A jury instruction is not error unless “the instructions, when viewed as
a whole, misstated the law or misdirected the jury.” Id. (citation omitted).
¶15 After
considering the instructions in context, we are not persuaded that the party to
the crime jury instruction suggested to the jury that it was to assess
Ballenger’s guilt for any crime other than the armed robbery of the Domino’s. The instructions tied the elements of the
crime of armed robbery to the victims, specific employees of Domino’s. The court instructed the jury that it could
only consider evidence of other robberies on the issues of “motive,
opportunity, intent, preparation or plan, knowledge, absence of mistake or
accident, and context or background.”
The verdict form also focused the jury’s attention on the Domino’s
robbery.
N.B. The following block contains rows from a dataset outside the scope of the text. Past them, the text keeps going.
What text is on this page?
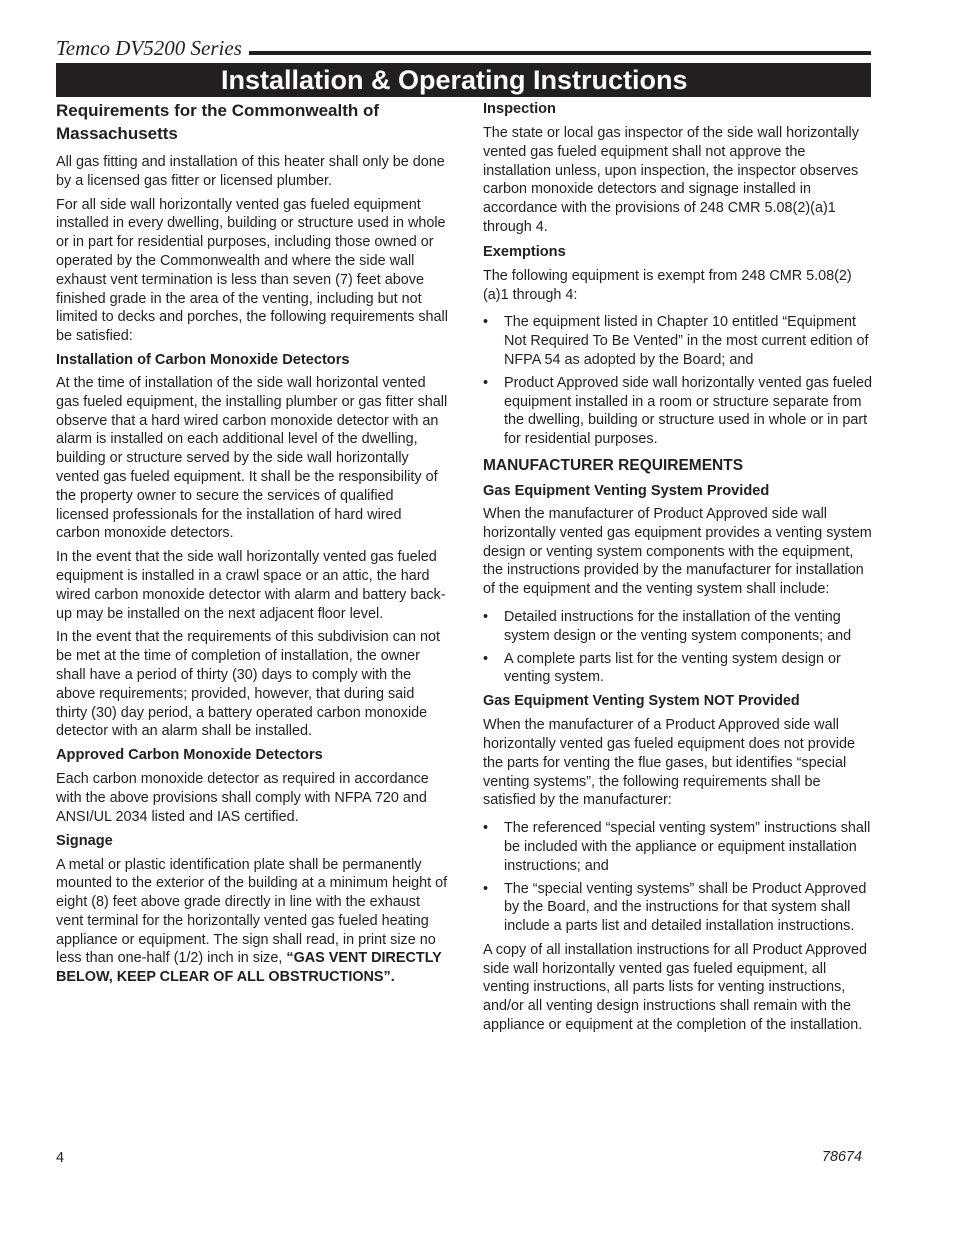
Temco DV5200 Series
Installation & Operating Instructions

Requirements for the Commonwealth of Massachusetts

All gas fitting and installation of this heater shall only be done by a licensed gas fitter or licensed plumber.

For all side wall horizontally vented gas fueled equipment installed in every dwelling, building or structure used in whole or in part for residential purposes, including those owned or operated by the Commonwealth and where the side wall exhaust vent termination is less than seven (7) feet above finished grade in the area of the venting, including but not limited to decks and porches, the following requirements shall be satisfied:

Installation of Carbon Monoxide Detectors

At the time of installation of the side wall horizontal vented gas fueled equipment, the installing plumber or gas fitter shall observe that a hard wired carbon monoxide detector with an alarm is installed on each additional level of the dwelling, building or structure served by the side wall horizontally vented gas fueled equipment. It shall be the responsibility of the property owner to secure the services of qualified licensed professionals for the installation of hard wired carbon monoxide detectors.

In the event that the side wall horizontally vented gas fueled equipment is installed in a crawl space or an attic, the hard wired carbon monoxide detector with alarm and battery back-up may be installed on the next adjacent floor level.

In the event that the requirements of this subdivision can not be met at the time of completion of installation, the owner shall have a period of thirty (30) days to comply with the above requirements; provided, however, that during said thirty (30) day period, a battery operated carbon monoxide detector with an alarm shall be installed.

Approved Carbon Monoxide Detectors

Each carbon monoxide detector as required in accordance with the above provisions shall comply with NFPA 720 and ANSI/UL 2034 listed and IAS certified.

Signage

A metal or plastic identification plate shall be permanently mounted to the exterior of the building at a minimum height of eight (8) feet above grade directly in line with the exhaust vent terminal for the horizontally vented gas fueled heating appliance or equipment. The sign shall read, in print size no less than one-half (1/2) inch in size, “GAS VENT DIRECTLY BELOW, KEEP CLEAR OF ALL OBSTRUCTIONS”.

Inspection

The state or local gas inspector of the side wall horizontally vented gas fueled equipment shall not approve the installation unless, upon inspection, the inspector observes carbon monoxide detectors and signage installed in accordance with the provisions of 248 CMR 5.08(2)(a)1 through 4.

Exemptions

The following equipment is exempt from 248 CMR 5.08(2)(a)1 through 4:

• The equipment listed in Chapter 10 entitled “Equipment Not Required To Be Vented” in the most current edition of NFPA 54 as adopted by the Board; and
• Product Approved side wall horizontally vented gas fueled equipment installed in a room or structure separate from the dwelling, building or structure used in whole or in part for residential purposes.

MANUFACTURER REQUIREMENTS

Gas Equipment Venting System Provided

When the manufacturer of Product Approved side wall horizontally vented gas equipment provides a venting system design or venting system components with the equipment, the instructions provided by the manufacturer for installation of the equipment and the venting system shall include:

• Detailed instructions for the installation of the venting system design or the venting system components; and
• A complete parts list for the venting system design or venting system.

Gas Equipment Venting System NOT Provided

When the manufacturer of a Product Approved side wall horizontally vented gas fueled equipment does not provide the parts for venting the flue gases, but identifies “special venting systems”, the following requirements shall be satisfied by the manufacturer:

• The referenced “special venting system” instructions shall be included with the appliance or equipment installation instructions; and
• The “special venting systems” shall be Product Approved by the Board, and the instructions for that system shall include a parts list and detailed installation instructions.

A copy of all installation instructions for all Product Approved side wall horizontally vented gas fueled equipment, all venting instructions, all parts lists for venting instructions, and/or all venting design instructions shall remain with the appliance or equipment at the completion of the installation.

4	78674
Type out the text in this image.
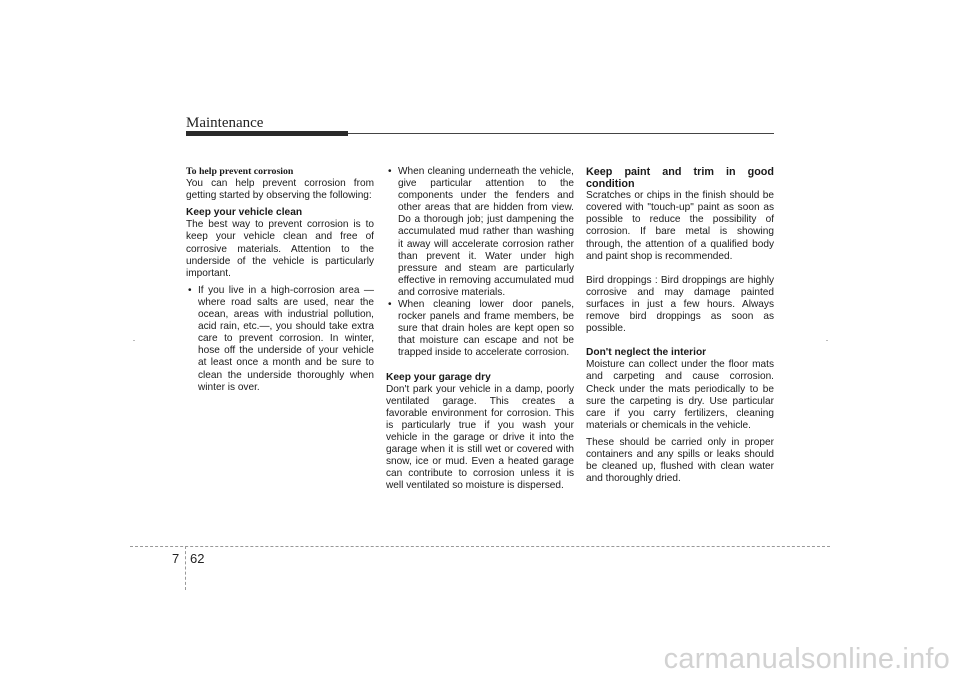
Maintenance

To help prevent corrosion

You can help prevent corrosion from getting started by observing the following:

Keep your vehicle clean

The best way to prevent corrosion is to keep your vehicle clean and free of corrosive materials. Attention to the underside of the vehicle is particularly important.

• If you live in a high-corrosion area — where road salts are used, near the ocean, areas with industrial pollution, acid rain, etc.—, you should take extra care to prevent corrosion. In winter, hose off the underside of your vehicle at least once a month and be sure to clean the underside thoroughly when winter is over.
• When cleaning underneath the vehicle, give particular attention to the components under the fenders and other areas that are hidden from view. Do a thorough job; just dampening the accumulated mud rather than washing it away will accelerate corrosion rather than prevent it. Water under high pressure and steam are particularly effective in removing accumulated mud and corrosive materials.
• When cleaning lower door panels, rocker panels and frame members, be sure that drain holes are kept open so that moisture can escape and not be trapped inside to accelerate corrosion.

Keep your garage dry

Don't park your vehicle in a damp, poorly ventilated garage. This creates a favorable environment for corrosion. This is particularly true if you wash your vehicle in the garage or drive it into the garage when it is still wet or covered with snow, ice or mud. Even a heated garage can contribute to corrosion unless it is well ventilated so moisture is dispersed.

Keep paint and trim in good condition

Scratches or chips in the finish should be covered with "touch-up" paint as soon as possible to reduce the possibility of corrosion. If bare metal is showing through, the attention of a qualified body and paint shop is recommended.

Bird droppings : Bird droppings are highly corrosive and may damage painted surfaces in just a few hours. Always remove bird droppings as soon as possible.

Don't neglect the interior

Moisture can collect under the floor mats and carpeting and cause corrosion. Check under the mats periodically to be sure the carpeting is dry. Use particular care if you carry fertilizers, cleaning materials or chemicals in the vehicle.

These should be carried only in proper containers and any spills or leaks should be cleaned up, flushed with clean water and thoroughly dried.

7 62
carmanualsonline.info
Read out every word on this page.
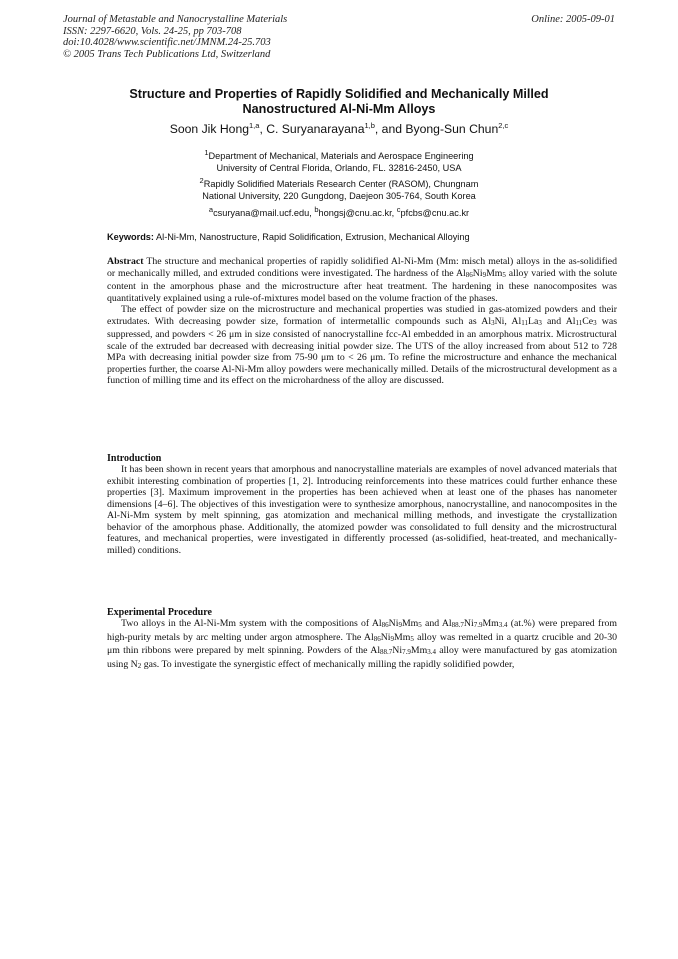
Journal of Metastable and Nanocrystalline Materials
ISSN: 2297-6620, Vols. 24-25, pp 703-708
doi:10.4028/www.scientific.net/JMNM.24-25.703
© 2005 Trans Tech Publications Ltd, Switzerland
Online: 2005-09-01
Structure and Properties of Rapidly Solidified and Mechanically Milled
Nanostructured Al-Ni-Mm Alloys
Soon Jik Hong$^{1,a}$, C. Suryanarayana$^{1,b}$, and Byong-Sun Chun$^{2,c}$
$^1$Department of Mechanical, Materials and Aerospace Engineering
University of Central Florida, Orlando, FL. 32816-2450, USA
$^2$Rapidly Solidified Materials Research Center (RASOM), Chungnam
National University, 220 Gungdong, Daejeon 305-764, South Korea
$^a$csuryana@mail.ucf.edu, $^b$hongsj@cnu.ac.kr, $^c$pfcbs@cnu.ac.kr
Keywords: Al-Ni-Mm, Nanostructure, Rapid Solidification, Extrusion, Mechanical Alloying

Abstract The structure and mechanical properties of rapidly solidified Al-Ni-Mm (Mm: misch metal) alloys in the as-solidified or mechanically milled, and extruded conditions were investigated. The hardness of the Al86Ni9Mm5 alloy varied with the solute content in the amorphous phase and the microstructure after heat treatment. The hardening in these nanocomposites was quantitatively explained using a rule-of-mixtures model based on the volume fraction of the phases.

The effect of powder size on the microstructure and mechanical properties was studied in gas-atomized powders and their extrudates. With decreasing powder size, formation of intermetallic compounds such as Al3Ni, Al11La3 and Al11Ce3 was suppressed, and powders < 26 μm in size consisted of nanocrystalline fcc-Al embedded in an amorphous matrix. Microstructural scale of the extruded bar decreased with decreasing initial powder size. The UTS of the alloy increased from about 512 to 728 MPa with decreasing initial powder size from 75-90 μm to < 26 μm. To refine the microstructure and enhance the mechanical properties further, the coarse Al-Ni-Mm alloy powders were mechanically milled. Details of the microstructural development as a function of milling time and its effect on the microhardness of the alloy are discussed.

Introduction

It has been shown in recent years that amorphous and nanocrystalline materials are examples of novel advanced materials that exhibit interesting combination of properties [1, 2]. Introducing reinforcements into these matrices could further enhance these properties [3]. Maximum improvement in the properties has been achieved when at least one of the phases has nanometer dimensions [4–6]. The objectives of this investigation were to synthesize amorphous, nanocrystalline, and nanocomposites in the Al-Ni-Mm system by melt spinning, gas atomization and mechanical milling methods, and investigate the crystallization behavior of the amorphous phase. Additionally, the atomized powder was consolidated to full density and the microstructural features, and mechanical properties, were investigated in differently processed (as-solidified, heat-treated, and mechanically-milled) conditions.

Experimental Procedure

Two alloys in the Al-Ni-Mm system with the compositions of Al86Ni9Mm5 and Al88.7Ni7.9Mm3.4 (at.%) were prepared from high-purity metals by arc melting under argon atmosphere. The Al86Ni9Mm5 alloy was remelted in a quartz crucible and 20-30 μm thin ribbons were prepared by melt spinning. Powders of the Al88.7Ni7.9Mm3.4 alloy were manufactured by gas atomization using N2 gas. To investigate the synergistic effect of mechanically milling the rapidly solidified powder,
Finally, the evidence at trial regarding
the Domino’s robbery was limited to the actions of Ballenger, Walker, and Boyle,
so the jury could not have suspected that others were involved when the circuit
court referred to “the defendant and another person” when instructing on the
elements. The jury instructions were not
flawed and did not mislead the jury.
By the Court.—Judgment and order affirmed.
This opinion will not be published. See Wis. Stat. Rule 809.23(1)(b)5 (2011-12).